For the literally mind-blown Moshe, time had ceased to exist. According to one midrash, for forty days he neither ate nor drank, but simply existed, basking in the Divine Presence. It is the first example in Jewish tradition of a state of being which is now called a mystical experience. Moshe was no longer of this world; as the Israeli Nobel laureate in literature Shai Agnon put it in his story HaSiman, “The Sign”, in words informed by the language of the Zohar, the primary text of Jewish mystical expression:
“Thought on thought was engraved, holy thought within my thought. And all the communicated words were etched in letters, and the letters joined into words, and the words formed what was to be said….My flesh crawled and my heart melted and I was annihilated from being and I was as if I were not.” (Agnon, HaSiman, cited by Rachel Elior in Jewish Mysticism: The Infinite Expression of Freedom, p. 16)
Down below in the valley of the shadow of doubt, the Israelites were having no such peak experience. The leader who was their emotional anchor had asked them to wait for him, and in their anxiety, the time cannot pass quickly enough. They are looking for leadership; they are nervous about the lack of communication; in short, they are not feeling serene and trusting. As the Torah relates, G-d was aware of this and the awareness communicated itself to Moshe, who hastened down the mountain to respond.

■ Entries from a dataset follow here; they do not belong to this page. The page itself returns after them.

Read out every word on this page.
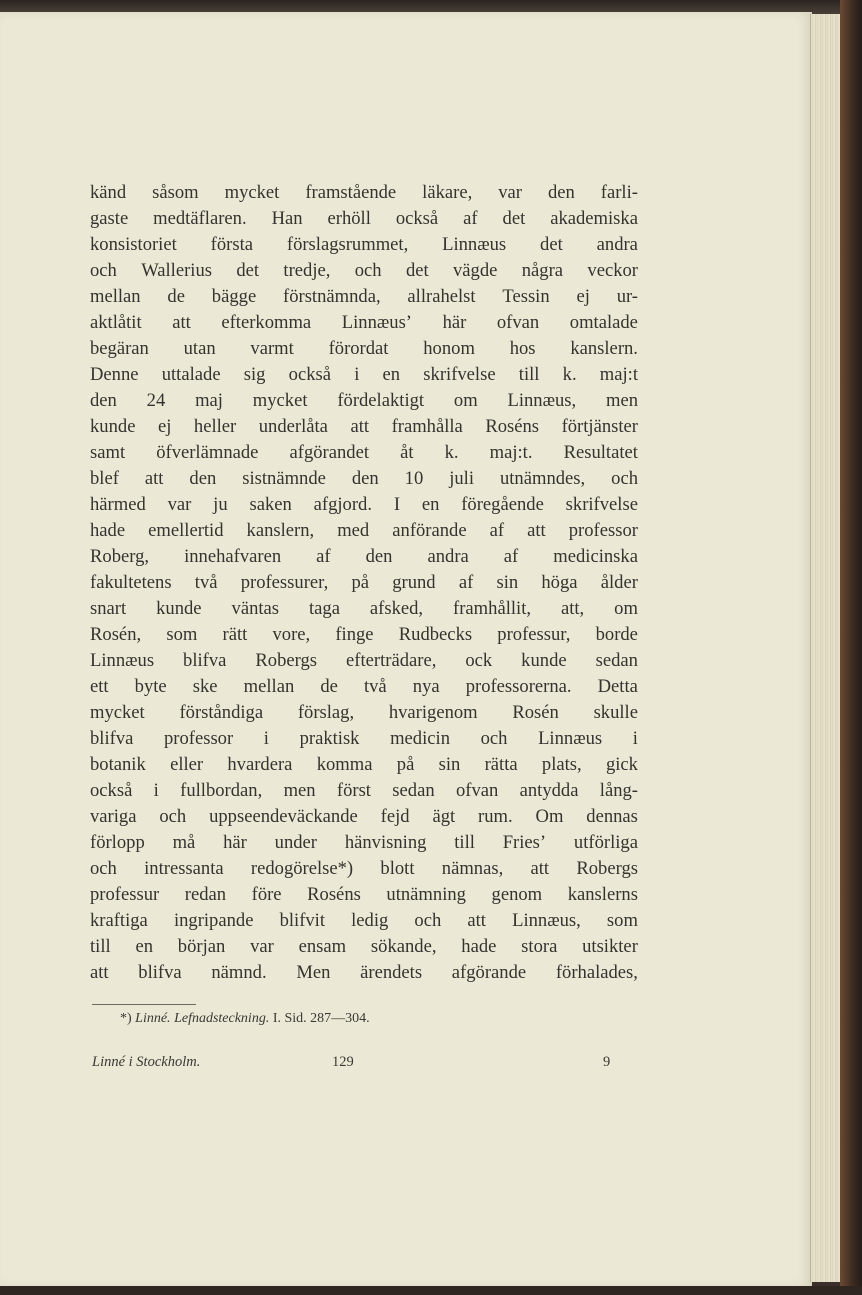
känd såsom mycket framstående läkare, var den farli-
gaste medtäflaren. Han erhöll också af det akademiska
konsistoriet första förslagsrummet, Linnæus det andra
och Wallerius det tredje, och det vägde några veckor
mellan de bägge förstnämnda, allrahelst Tessin ej ur-
aktlåtit att efterkomma Linnæus’ här ofvan omtalade
begäran utan varmt förordat honom hos kanslern.
Denne uttalade sig också i en skrifvelse till k. maj:t
den 24 maj mycket fördelaktigt om Linnæus, men
kunde ej heller underlåta att framhålla Roséns förtjänster
samt öfverlämnade afgörandet åt k. maj:t. Resultatet
blef att den sistnämnde den 10 juli utnämndes, och
härmed var ju saken afgjord. I en föregående skrifvelse
hade emellertid kanslern, med anförande af att professor
Roberg, innehafvaren af den andra af medicinska
fakultetens två professurer, på grund af sin höga ålder
snart kunde väntas taga afsked, framhållit, att, om
Rosén, som rätt vore, finge Rudbecks professur, borde
Linnæus blifva Robergs efterträdare, ock kunde sedan
ett byte ske mellan de två nya professorerna. Detta
mycket förståndiga förslag, hvarigenom Rosén skulle
blifva professor i praktisk medicin och Linnæus i
botanik eller hvardera komma på sin rätta plats, gick
också i fullbordan, men först sedan ofvan antydda lång-
variga och uppseendeväckande fejd ägt rum. Om dennas
förlopp må här under hänvisning till Fries’ utförliga
och intressanta redogörelse*) blott nämnas, att Robergs
professur redan före Roséns utnämning genom kanslerns
kraftiga ingripande blifvit ledig och att Linnæus, som
till en början var ensam sökande, hade stora utsikter
att blifva nämnd. Men ärendets afgörande förhalades,
*) Linné. Lefnadsteckning. I. Sid. 287—304.
Linné i Stockholm.	129	9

When Moshe returned, things had gotten a bit out of hand, but that’s been well-described and analyzed elsewhere by many; I want to concentrate for a moment on the day of his return. “You said you’d be back yesterday!” said the people who loved him, who had waited for him, and who had quickly turned on him when they felt let down. “No, I said I’d be back on the fortieth day,” said the leader. “I’m back right when I said I would be!”
The waiting Israelites cannot relate to the fact that Moshe was having a fantastic experience; they only know that he was not there for them, and they are in pain.
Both felt let down; both experienced a sense of being misunderstood, of being lied to, of being betrayed. And both sides, each in their way, were right.
Here are several chasms: between mystical experience and the everyday, between leader and follower, between the one leaving and the one waiting to be returned to. It is so easy to get caught up in one’s own experience – which is, after all, paramount by definition – and so difficult to remain aware of those others who are waiting for word. But it is necessary to do so if one would move in the world ethically. Note the description of being close to G-d: “I was as if I were not.” That does not mean that one who is close to G-d ceases to exist; just that one who is close to G-d ceases to be blinded by the ego, the “I”, and is given a new ability to see, and take note of the reality of others.
There is a wonderful midrash about staying aware of the feelings of the other:
Once upon a time Rabbi Preda was teaching a student when he was told that he was going to be needed for a mitzvah related to tzedakah.
Rabbi Preda taught the student as usual, but on this day the student could not grasp the material as usual.
He asked, “what is the matter?”
The student answered, “from the moment they said to you there is a mitzvah to be done,
I could not concentrate because I thought, ‘now he will have to go. Now he will have to go.’
Rabbi Preda reviewed the material to the student four hundred times.
A Voice from Heaven was heard to ask, “Would you prefer to have four hundred years added to your life,
or that you and your entire generation be assured life in the World to Come?”
“May my generation be given life in the World to Come”, Rabbi Preda answered.
The holy Voice was heard to say, “give him both rewards.” (BT Eruvim 54b)
The essence of Jewish ethics is to be able to put ourselves in the place of others; to empathize with them, not to judge them in their vulnerability. May we be humble enough to be alert to those who are waiting for a word from us, distracted by anxiety and afraid of betrayal, and may we recognize our own needs for reassurance in theirs.